I can’t deny this show is long… veeeeery long… with 96 episodes is the longest anime series I’ve seen so far (Urusei Yatsura and Ranma ½ are both in the backlog of things to see, but maybe next year).
Extraordinary long by the today standard of 12 or 24 episodes per serie.

So.…I really love the plot, the characters’ development, I found the two main characters to be enjoyable and relatable (Kyoko-san is such a lovely character, ahhh…) and since I lived (when I was young at least) in an era before cell phones and pervasive wireless high-speed internet access… the era when you had to put coins in a public phone in order to communicate with someone while you where on the street or at a train station or somewhere far from home, I can perfectly relate to a story set in the ’80s because I know first hand how things were going at that time.

… and that’s the problem.

The problem is that this is a show I love, a show most of my friends around the same age as me would enjoy (if they enjoy the genre of course) but it’s a show that is aging (and will continue to age) bad.

Really bad.

It’s not science fiction: I can picture myself watching today Star Trek – The Next Generation (Gundam if talking about anime) because… well… it’s Star Trek (or Gundam).
It’s not a two-hour comedy movie you can enjoy on tv, something like Wilder’s Some like it hot or Kubrick’s Dr.
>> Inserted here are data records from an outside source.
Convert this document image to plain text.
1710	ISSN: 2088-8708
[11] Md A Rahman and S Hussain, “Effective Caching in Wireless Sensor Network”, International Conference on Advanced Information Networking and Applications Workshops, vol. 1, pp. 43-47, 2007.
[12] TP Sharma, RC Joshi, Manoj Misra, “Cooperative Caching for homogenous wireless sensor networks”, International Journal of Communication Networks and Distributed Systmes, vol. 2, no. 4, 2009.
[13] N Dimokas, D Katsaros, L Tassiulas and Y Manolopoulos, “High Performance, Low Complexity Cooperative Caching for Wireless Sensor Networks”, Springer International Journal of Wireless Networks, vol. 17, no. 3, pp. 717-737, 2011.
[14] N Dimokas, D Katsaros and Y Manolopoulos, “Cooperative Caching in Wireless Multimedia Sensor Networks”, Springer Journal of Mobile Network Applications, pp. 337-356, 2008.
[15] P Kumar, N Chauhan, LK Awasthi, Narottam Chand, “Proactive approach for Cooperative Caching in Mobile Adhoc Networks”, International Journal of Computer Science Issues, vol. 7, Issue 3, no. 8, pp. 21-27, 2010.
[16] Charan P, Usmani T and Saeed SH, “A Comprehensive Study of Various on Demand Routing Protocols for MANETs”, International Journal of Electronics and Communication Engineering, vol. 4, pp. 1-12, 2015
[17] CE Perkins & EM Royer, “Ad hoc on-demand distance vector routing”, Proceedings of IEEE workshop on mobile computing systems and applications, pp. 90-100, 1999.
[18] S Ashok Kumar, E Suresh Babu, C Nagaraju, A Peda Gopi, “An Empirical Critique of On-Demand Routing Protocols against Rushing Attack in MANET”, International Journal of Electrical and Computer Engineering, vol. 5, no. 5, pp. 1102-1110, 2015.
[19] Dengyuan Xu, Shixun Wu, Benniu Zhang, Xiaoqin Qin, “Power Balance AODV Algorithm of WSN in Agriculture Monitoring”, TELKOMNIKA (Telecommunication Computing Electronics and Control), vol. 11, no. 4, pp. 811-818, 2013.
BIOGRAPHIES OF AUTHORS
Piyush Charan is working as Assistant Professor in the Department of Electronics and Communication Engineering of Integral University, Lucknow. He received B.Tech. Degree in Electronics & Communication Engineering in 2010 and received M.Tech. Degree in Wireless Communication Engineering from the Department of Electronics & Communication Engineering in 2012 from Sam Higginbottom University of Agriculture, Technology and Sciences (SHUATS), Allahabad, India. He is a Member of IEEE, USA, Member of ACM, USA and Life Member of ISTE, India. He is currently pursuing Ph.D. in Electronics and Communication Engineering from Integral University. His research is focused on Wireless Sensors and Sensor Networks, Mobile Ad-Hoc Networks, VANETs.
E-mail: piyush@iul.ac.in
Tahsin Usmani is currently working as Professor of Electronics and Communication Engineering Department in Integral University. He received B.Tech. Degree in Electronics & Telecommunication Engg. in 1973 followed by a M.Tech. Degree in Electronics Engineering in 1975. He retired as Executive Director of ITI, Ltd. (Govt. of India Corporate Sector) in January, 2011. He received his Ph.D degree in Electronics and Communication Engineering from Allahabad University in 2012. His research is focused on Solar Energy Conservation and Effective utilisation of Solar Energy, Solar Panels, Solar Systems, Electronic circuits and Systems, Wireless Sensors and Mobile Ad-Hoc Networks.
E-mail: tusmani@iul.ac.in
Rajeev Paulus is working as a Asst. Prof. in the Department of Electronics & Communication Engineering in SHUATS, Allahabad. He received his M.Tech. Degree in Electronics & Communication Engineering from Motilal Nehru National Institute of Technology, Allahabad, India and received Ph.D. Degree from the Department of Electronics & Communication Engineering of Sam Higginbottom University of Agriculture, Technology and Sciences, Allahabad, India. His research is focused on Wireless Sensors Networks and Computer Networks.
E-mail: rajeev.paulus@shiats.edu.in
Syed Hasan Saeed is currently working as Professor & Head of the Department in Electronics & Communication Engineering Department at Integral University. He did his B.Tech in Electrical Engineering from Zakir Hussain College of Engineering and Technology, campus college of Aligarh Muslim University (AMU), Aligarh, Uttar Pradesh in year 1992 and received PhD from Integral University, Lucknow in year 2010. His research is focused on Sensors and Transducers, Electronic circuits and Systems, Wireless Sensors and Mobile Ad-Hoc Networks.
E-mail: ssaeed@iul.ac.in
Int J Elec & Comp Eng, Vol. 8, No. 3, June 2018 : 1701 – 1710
Strangelove.
It’s not a war/action movie (a-la Die Hard or Terminator).

It’s a serie someone born in 2000/2005, a perfect age to relate to the main characters, will probably struggle to watch and even to understand.

And that’s sad, really sad, because it really is a masterpiece, maybe as some said, Rumiko Takahashi’s more mature and best work, but to really appreciate it, more than anything, you have to relate to the characters.

Something I feel will be difficult for the generations to come.